Another limitation is the risk of selection bias. Elderly people with a poor health status may be less likely to decide to participate [65]. This effect could be reinforced by the length of the questionnaire [66], as well as by the relatively low socioeconomic status and limited (health) literacy in the participating municipalities [67]. Interventions to counteract this risk of selection bias have been built into the data-collection procedure.
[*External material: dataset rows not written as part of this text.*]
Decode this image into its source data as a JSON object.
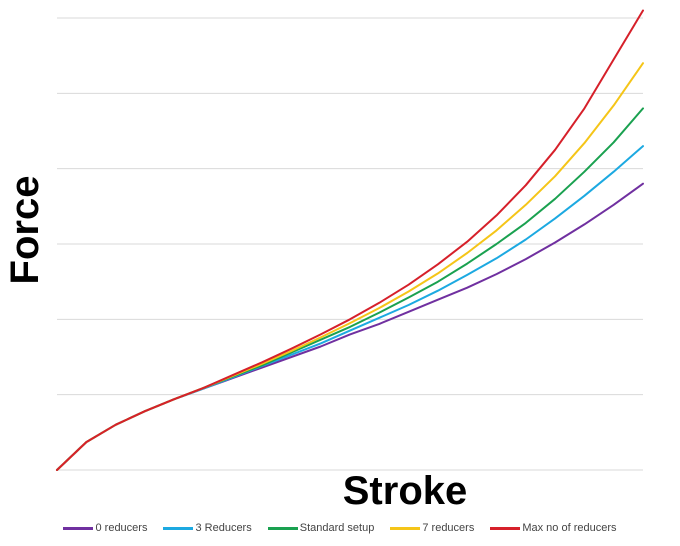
{
  "chart_data": {
    "type": "line",
    "title": "",
    "xlabel": "Stroke",
    "ylabel": "Force",
    "x": [
      0,
      0.05,
      0.1,
      0.15,
      0.2,
      0.25,
      0.3,
      0.35,
      0.4,
      0.45,
      0.5,
      0.55,
      0.6,
      0.65,
      0.7,
      0.75,
      0.8,
      0.85,
      0.9,
      0.95,
      1.0
    ],
    "xlim": [
      0,
      1
    ],
    "ylim": [
      0,
      6
    ],
    "grid": "horizontal",
    "legend_position": "bottom",
    "series": [
      {
        "name": "0 reducers",
        "color": "#7030A0",
        "values": [
          0,
          0.37,
          0.6,
          0.78,
          0.94,
          1.08,
          1.22,
          1.36,
          1.5,
          1.64,
          1.8,
          1.94,
          2.1,
          2.26,
          2.42,
          2.6,
          2.8,
          3.02,
          3.26,
          3.52,
          3.8
        ]
      },
      {
        "name": "3 Reducers",
        "color": "#1CA9E1",
        "values": [
          0,
          0.37,
          0.6,
          0.78,
          0.94,
          1.08,
          1.23,
          1.38,
          1.53,
          1.68,
          1.85,
          2.02,
          2.19,
          2.38,
          2.59,
          2.81,
          3.06,
          3.34,
          3.64,
          3.96,
          4.3
        ]
      },
      {
        "name": "Standard setup",
        "color": "#1AA150",
        "values": [
          0,
          0.37,
          0.6,
          0.78,
          0.94,
          1.09,
          1.24,
          1.39,
          1.56,
          1.73,
          1.9,
          2.09,
          2.29,
          2.5,
          2.74,
          3.0,
          3.28,
          3.6,
          3.96,
          4.35,
          4.8
        ]
      },
      {
        "name": "7 reducers",
        "color": "#F5C518",
        "values": [
          0,
          0.37,
          0.6,
          0.78,
          0.94,
          1.09,
          1.25,
          1.41,
          1.58,
          1.76,
          1.95,
          2.15,
          2.37,
          2.61,
          2.88,
          3.18,
          3.52,
          3.9,
          4.34,
          4.84,
          5.4
        ]
      },
      {
        "name": "Max no of reducers",
        "color": "#D6202A",
        "values": [
          0,
          0.37,
          0.6,
          0.78,
          0.94,
          1.09,
          1.26,
          1.43,
          1.61,
          1.8,
          2.0,
          2.22,
          2.46,
          2.73,
          3.03,
          3.38,
          3.78,
          4.25,
          4.8,
          5.45,
          6.1
        ]
      }
    ]
  }
}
Finally, although the design is as strong as possible, we have to deal with potential design bias. Participants will be balanced within GP practices, mainly due to implementation reasons: all participating GPs will be trained in working according to Embrace. Therefore, it is conceivable that participants in the control group will also receive more proactive and preventive care and counseling. However, this risk for contamination is considered to be trivial because the intervention contrasts so strongly with the usual care provided by a GP: a regular GP visit tends to be rather brief and normally takes about 10 minutes [68], with only a small amount of time available for assessment of (potential) health problems or topics [69].

In conclusion, we have started a RCT that will assess the effects of Embrace regarding patient outcomes, service use, costs, and quality of care in a population of community-living elderly. We hope to demonstrate that patient centered, comprehensive, proactive, and preventive care and support, as structured by Embrace, will be a solution to the challenges current health care systems are facing.